Multi-line string literals (blocks of lines)

Tronic commented 5 years ago

I would suggest -- instead of, or in addition to Python-style """ literals -- using indented block syntax for multi-line string literals. E.g.

proc foo =
  let str = ":
    Hello
      World!
  stdout.write str

Where str is defined equivalent to

let str = "Hello\l  World!\l"

This syntax avoids the indentation problem with string literals that .unindent attempts to address. Also, for clarity, all string content appears within the block, not on the opening or closing lines as is with """.

The literal terminates as soon as the block ends (i.e. a non-empty line indented less is found), avoiding the need for """ at the end. This also avoids the need to escape double quotes that belong to the string.

Whitespace at the end of any line and empty lines at the end would be omitted (and could be added via escape sequences in the rare cases where needed).
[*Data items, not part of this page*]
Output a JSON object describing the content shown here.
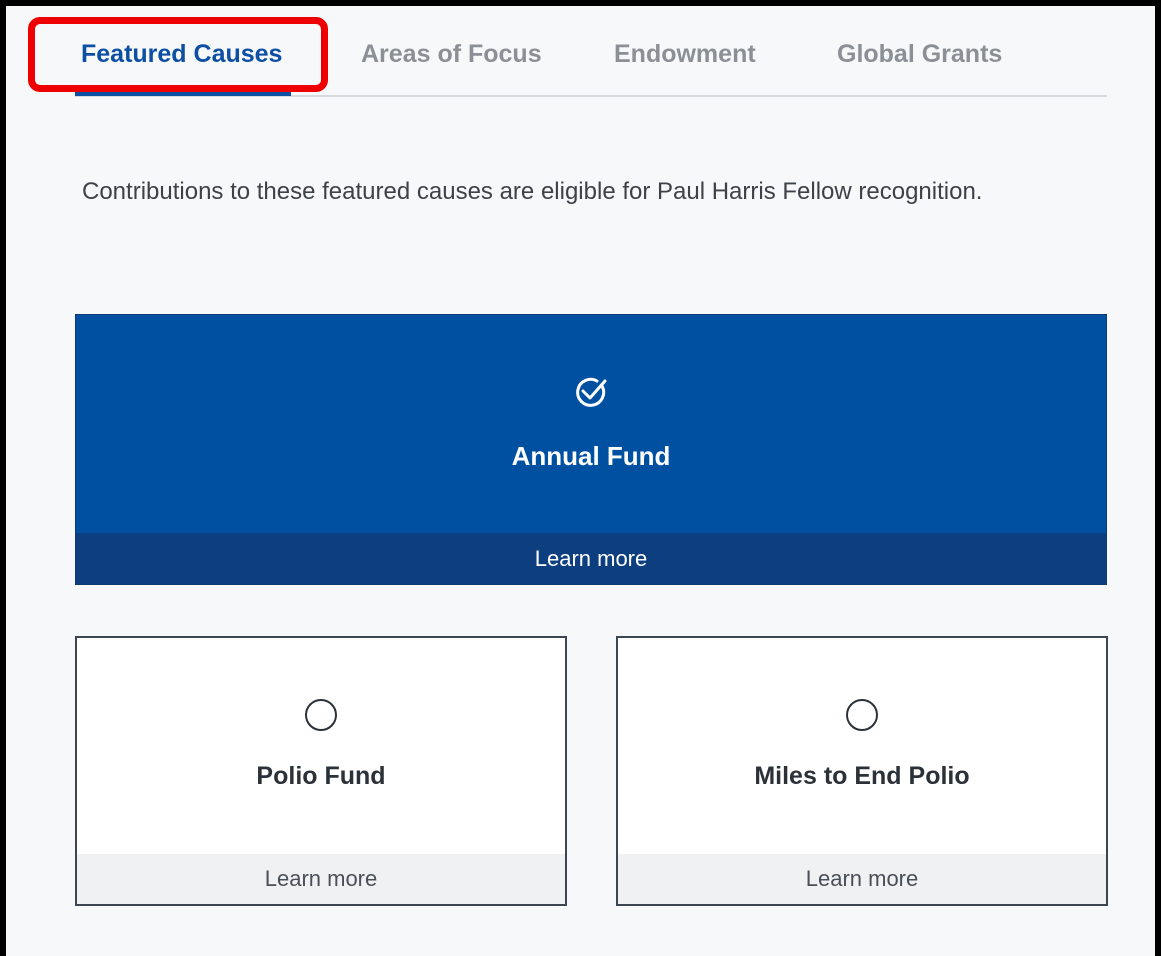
{
  "tabs": [
    {
      "label": "Featured Causes",
      "active": true
    },
    {
      "label": "Areas of Focus",
      "active": false
    },
    {
      "label": "Endowment",
      "active": false
    },
    {
      "label": "Global Grants",
      "active": false
    }
  ],
  "description": "Contributions to these featured causes are eligible for Paul Harris Fellow recognition.",
  "cards": [
    {
      "title": "Annual Fund",
      "link": "Learn more",
      "icon": "check-circle-icon",
      "selected": true
    },
    {
      "title": "Polio Fund",
      "link": "Learn more",
      "icon": "empty-circle-icon",
      "selected": false
    },
    {
      "title": "Miles to End Polio",
      "link": "Learn more",
      "icon": "empty-circle-icon",
      "selected": false
    }
  ],
  "colors": {
    "accent": "#0c4fa3",
    "primary_card": "#0050a2",
    "primary_card_footer": "#0d3f80",
    "highlight": "#ee0000"
  }
}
Whitespace-only lines in the middle would become simply \l (no matter if there are spaces or not). This removes any ambiguity with source code formatting and makes the intention explicit.

This suggestion proposes string block to be indented by exactly two spaces (compared to the line with ": in it). Any further initial spaces would become string content.

This could still be used within parenthesis or other expression, provided that the continuation of that expression appears less indented than the string content.

Tronic commented 5 years ago

This is based on standard practices with text file formatting (removal of extra whitespace and adding LF after each line).

Adding \r explicitly at the end of each line completes the CR-LF sequence for Internet protocols (not even Windows needs it in text files anymore).

Any line within the block may be terminated by a backslash. This is useful for splitting otherwise overly long lines on multiple source code lines without adding LFs to the string, and on the last line to prevent the final newline.

awr1 commented 5 years ago

This makes the heredoc situation in Nim too complicated IMO. """something goes here""".unindent is a simple and satisfactory solution that needs no further enhancement, plus the fact that "oh, you can use escape sequences now!" makes things weirder to me. If you have too many concerns about lengthy string literals, honestly it's better to just not use heredocs and just staticRead() from a textfile instead.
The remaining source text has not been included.